Root-based index sort order

February 6th, 2019

SK reported an issue with the sort order of entries in the root-based index. I dug into it, and discovered: The main Moses-to-English entries appear to be sorted in the correct order. First a sort key is created like this:

<xsl:variable name="sortKey" select="if (descendant::orth) then normalize-space(descendant::orth[1]) else normalize-space(string-join(for $s in descendant::pron[seg[@type='p']]/descendant::seg[@type='p'] return hcmc:createOrth($s), ''))"/>

In other words, if there's an orth it uses the orth, and if not, it creates an orth from all the descendant phonemic prons. Then it sorts the entries using the orthographic collation:

<xsl:sort select="@sortKey" collation=""/>

When it comes to processing the root-based index, we were doing something slightly different:

<xsl:sort select="if (descendant::orth) then descendant::orth[1] else hcmc:createOrth(descendant::pron[seg[@type='p']][1]/descendant::seg[@type='p'][1])" collation=""/>

In other words, we were using the Phonemic collation. I can't remember when/where/why we have both phonemic and orthographic collations -- there must have been a reason -- but I've now switched the root-based index sort so that it uses the orthographic one. That appears to fix the problem, but SK will check for any unwanted fallout.
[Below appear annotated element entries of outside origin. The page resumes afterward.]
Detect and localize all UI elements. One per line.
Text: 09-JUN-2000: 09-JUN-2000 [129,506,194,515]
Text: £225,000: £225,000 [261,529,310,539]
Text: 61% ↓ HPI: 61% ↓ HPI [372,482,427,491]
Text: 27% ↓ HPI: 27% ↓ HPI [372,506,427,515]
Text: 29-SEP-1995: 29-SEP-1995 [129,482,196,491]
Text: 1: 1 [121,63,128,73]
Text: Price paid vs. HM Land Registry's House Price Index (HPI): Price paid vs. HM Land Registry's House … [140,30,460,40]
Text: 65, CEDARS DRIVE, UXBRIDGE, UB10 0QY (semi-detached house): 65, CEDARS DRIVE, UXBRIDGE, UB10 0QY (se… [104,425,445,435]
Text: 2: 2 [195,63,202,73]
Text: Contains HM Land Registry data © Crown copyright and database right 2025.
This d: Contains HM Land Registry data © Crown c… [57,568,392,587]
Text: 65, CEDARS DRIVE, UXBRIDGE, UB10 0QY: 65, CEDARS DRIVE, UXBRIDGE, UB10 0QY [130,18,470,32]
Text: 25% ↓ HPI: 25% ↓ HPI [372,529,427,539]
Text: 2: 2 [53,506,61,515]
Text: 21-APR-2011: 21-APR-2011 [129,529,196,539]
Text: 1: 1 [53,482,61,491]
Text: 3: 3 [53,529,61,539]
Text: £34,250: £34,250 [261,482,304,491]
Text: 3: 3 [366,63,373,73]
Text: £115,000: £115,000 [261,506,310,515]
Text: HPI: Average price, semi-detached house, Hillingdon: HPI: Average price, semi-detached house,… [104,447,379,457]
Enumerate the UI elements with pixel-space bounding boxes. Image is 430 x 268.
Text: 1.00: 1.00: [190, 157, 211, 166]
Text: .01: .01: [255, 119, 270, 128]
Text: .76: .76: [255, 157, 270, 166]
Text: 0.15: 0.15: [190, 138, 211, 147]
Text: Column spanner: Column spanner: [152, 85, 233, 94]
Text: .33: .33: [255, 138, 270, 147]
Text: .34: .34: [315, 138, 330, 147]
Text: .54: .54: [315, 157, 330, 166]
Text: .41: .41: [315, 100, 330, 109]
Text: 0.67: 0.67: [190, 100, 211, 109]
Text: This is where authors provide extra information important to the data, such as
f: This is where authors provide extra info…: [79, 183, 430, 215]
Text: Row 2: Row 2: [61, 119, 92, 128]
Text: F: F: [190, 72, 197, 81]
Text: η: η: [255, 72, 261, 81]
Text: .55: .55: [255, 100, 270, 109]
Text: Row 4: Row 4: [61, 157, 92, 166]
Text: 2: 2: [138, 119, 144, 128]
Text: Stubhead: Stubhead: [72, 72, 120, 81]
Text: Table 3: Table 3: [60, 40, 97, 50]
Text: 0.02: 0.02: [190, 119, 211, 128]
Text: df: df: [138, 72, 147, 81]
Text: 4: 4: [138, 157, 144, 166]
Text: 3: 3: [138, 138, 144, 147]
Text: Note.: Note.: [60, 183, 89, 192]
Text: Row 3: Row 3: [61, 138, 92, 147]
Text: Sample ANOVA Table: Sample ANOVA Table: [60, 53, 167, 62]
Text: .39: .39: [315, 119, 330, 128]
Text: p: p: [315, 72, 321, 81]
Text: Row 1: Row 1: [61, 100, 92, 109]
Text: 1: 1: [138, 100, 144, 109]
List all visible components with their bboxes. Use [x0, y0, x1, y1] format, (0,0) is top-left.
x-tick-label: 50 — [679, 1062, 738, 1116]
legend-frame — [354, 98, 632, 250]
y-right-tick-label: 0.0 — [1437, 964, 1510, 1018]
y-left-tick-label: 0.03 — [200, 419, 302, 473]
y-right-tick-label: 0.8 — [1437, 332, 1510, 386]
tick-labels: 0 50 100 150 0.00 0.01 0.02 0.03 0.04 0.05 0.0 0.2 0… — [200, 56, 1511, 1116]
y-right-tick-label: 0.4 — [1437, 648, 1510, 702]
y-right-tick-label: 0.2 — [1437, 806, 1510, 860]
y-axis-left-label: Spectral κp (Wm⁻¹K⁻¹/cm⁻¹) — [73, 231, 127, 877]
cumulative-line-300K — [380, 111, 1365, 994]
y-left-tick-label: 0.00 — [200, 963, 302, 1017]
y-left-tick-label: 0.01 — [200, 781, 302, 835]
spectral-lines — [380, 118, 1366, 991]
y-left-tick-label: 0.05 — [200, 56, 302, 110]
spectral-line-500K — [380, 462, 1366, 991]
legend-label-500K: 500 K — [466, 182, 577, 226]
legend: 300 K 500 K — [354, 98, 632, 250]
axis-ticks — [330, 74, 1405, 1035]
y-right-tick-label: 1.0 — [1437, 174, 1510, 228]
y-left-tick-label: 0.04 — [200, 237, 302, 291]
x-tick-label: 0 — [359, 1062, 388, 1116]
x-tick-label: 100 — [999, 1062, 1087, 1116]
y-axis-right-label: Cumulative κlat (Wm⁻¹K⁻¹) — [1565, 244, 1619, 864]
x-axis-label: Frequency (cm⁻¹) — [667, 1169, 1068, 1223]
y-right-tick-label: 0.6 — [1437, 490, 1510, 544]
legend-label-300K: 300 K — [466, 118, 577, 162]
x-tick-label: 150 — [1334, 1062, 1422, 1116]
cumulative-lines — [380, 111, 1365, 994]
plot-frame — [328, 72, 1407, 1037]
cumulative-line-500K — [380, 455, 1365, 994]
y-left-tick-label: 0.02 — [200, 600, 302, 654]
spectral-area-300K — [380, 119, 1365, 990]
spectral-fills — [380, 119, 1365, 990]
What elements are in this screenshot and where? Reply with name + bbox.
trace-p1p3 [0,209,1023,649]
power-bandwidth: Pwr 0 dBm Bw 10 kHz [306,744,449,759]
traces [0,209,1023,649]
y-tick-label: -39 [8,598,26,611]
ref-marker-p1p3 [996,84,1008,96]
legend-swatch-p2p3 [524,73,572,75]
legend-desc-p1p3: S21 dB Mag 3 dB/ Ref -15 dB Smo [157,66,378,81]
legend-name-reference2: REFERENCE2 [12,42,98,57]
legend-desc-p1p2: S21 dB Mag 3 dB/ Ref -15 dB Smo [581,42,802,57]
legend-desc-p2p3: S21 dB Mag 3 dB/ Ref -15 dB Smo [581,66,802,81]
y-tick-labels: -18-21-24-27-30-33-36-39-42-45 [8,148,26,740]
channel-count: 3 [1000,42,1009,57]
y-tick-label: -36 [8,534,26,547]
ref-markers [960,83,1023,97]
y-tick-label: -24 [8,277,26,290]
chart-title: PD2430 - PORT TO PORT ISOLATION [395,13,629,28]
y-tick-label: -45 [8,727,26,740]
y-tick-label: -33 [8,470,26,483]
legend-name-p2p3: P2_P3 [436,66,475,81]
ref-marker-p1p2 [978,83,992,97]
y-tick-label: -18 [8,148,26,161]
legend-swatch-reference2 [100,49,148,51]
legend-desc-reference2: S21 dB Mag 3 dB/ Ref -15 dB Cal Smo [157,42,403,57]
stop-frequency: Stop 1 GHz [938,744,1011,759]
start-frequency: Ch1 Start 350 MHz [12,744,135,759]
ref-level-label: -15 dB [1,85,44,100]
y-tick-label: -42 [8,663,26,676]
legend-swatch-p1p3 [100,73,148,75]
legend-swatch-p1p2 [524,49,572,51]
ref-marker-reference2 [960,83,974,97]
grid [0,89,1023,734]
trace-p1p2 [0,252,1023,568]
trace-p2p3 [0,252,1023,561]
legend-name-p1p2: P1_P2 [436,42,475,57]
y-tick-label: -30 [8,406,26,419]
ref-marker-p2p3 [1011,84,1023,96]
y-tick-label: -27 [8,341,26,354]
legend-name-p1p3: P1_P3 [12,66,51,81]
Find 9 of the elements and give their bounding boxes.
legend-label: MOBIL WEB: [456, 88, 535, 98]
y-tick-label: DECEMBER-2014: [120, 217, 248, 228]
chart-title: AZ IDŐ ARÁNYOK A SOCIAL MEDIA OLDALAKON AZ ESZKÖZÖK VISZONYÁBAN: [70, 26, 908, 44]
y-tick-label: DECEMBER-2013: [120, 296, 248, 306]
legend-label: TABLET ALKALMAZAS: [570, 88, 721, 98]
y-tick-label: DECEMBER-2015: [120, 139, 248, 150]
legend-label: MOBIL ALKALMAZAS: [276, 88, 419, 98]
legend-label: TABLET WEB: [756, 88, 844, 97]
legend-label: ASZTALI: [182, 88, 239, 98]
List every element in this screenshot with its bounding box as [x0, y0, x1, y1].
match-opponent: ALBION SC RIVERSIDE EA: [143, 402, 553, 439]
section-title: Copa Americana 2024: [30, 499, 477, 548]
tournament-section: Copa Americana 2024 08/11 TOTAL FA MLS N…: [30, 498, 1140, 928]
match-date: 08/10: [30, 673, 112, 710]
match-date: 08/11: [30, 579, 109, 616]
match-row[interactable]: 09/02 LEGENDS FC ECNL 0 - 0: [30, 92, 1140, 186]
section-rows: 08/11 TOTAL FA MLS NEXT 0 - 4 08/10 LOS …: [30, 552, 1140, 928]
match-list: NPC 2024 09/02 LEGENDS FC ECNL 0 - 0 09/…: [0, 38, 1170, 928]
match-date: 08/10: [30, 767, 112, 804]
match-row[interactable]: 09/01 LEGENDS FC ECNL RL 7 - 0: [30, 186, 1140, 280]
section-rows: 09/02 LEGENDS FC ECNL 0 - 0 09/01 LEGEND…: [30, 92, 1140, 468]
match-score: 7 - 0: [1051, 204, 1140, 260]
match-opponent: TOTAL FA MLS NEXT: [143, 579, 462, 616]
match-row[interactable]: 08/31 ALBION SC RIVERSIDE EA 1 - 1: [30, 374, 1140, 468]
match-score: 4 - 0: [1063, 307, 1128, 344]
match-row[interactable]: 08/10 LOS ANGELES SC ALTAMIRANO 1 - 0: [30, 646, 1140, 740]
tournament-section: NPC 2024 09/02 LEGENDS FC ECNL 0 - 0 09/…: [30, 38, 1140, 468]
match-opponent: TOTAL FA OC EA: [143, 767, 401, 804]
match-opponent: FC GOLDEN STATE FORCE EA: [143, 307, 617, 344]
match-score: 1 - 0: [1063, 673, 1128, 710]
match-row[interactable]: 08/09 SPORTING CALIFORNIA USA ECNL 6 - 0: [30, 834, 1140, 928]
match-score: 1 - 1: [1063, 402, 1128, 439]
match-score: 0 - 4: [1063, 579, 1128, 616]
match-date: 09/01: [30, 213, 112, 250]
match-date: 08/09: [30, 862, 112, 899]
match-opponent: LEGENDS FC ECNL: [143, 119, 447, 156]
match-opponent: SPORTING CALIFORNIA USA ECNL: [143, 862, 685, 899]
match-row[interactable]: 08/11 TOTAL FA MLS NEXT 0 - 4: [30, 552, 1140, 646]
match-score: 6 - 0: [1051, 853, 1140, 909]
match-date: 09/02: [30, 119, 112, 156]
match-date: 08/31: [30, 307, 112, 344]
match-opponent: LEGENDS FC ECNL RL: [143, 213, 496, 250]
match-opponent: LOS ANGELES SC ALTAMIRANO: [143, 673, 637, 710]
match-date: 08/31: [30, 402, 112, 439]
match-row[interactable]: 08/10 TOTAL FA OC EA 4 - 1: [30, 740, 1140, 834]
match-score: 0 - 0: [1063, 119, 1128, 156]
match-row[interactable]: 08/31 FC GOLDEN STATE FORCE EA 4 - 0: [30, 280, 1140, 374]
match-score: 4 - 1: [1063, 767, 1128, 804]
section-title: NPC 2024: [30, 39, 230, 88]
Meeting and rewrite of presentation slides

January 11th, 2019

Discussed our first draft at length, and I then rewrote my slides.

Tweak to order of root-based index component sorting

November 16th, 2018

Per SK, switched the order of two morphemes and rebuilt the PDF. Took a while to figure out where to make the change, though.

Worked with SK on diagnostics code to replace old Python stuff

August 24th, 2018

ED's convoluted Python/NTLK stuff for diagnostics just doesn't work on the new Jenkins server, and in any case it seems, as we look at it, that it could perfectly well have been done in XSLT, so SK and I have made a start on figuring out how it works and converting it. It'll take a while, but lesson learned -- don't let people use stuff just because they like it, keep the range of tech limited for any given project.

Added diagnostics build scenario to XPR file

December 12th, 2017

So that ECH can work remotely without needing a network connections, we've added a build scenario for the diagnostics to the Oxygen project file, so that running the default scenario on any XML document actually runs the diagnostic process. It takes nearly ten minutes, but it's still a bit quicker than waiting for Jenkins and it can be done without a network connection.

Meeting with app developer

September 25th, 2017

Met with AP, linguist and app developer, and shared ideas on dictionary interfaces, data-entry, and outputs.

Ant task to build the PDF

July 7th, 2017

Our PDF build is dependent on XEP, which is installed on my desktop, so up to now I've needed to be here to build it (since it was a scenario run from inside Oxygen). I've now converted this into an ant task which can be run remotely at the command line. Lesson learned at some cost of time: you can't use this:

  <arg value="-fo ${foFile}"/>

Instead, you have to use this:

  <arg line="-fo ${foFile}"/>

Otherwise XEP doesn't find the FO file, and assumes the fo is coming from stdin; it then complains that the root element is not fo:root.


June 28th, 2017
With ED and SK, porting over diagnostics that are now cleared into schematron where possible.

SVN conflict resolution

June 20th, 2017
Working with the Moses team to help resolve a conflict in SVN and helping E with XSLT.

Created metadata.xml

June 1st, 2017
Attempted to run the improved Endings diagnostics code against Moses and realized that the "psn" and "m" prefix weren't defined whatsoever. After consulting with MH, SK, and ED, I created metadata.xml and defined the prefixes as best as I could. This put up a few errors with psn pointers; I fixed what I could and then added a diagnostics to the Moses build.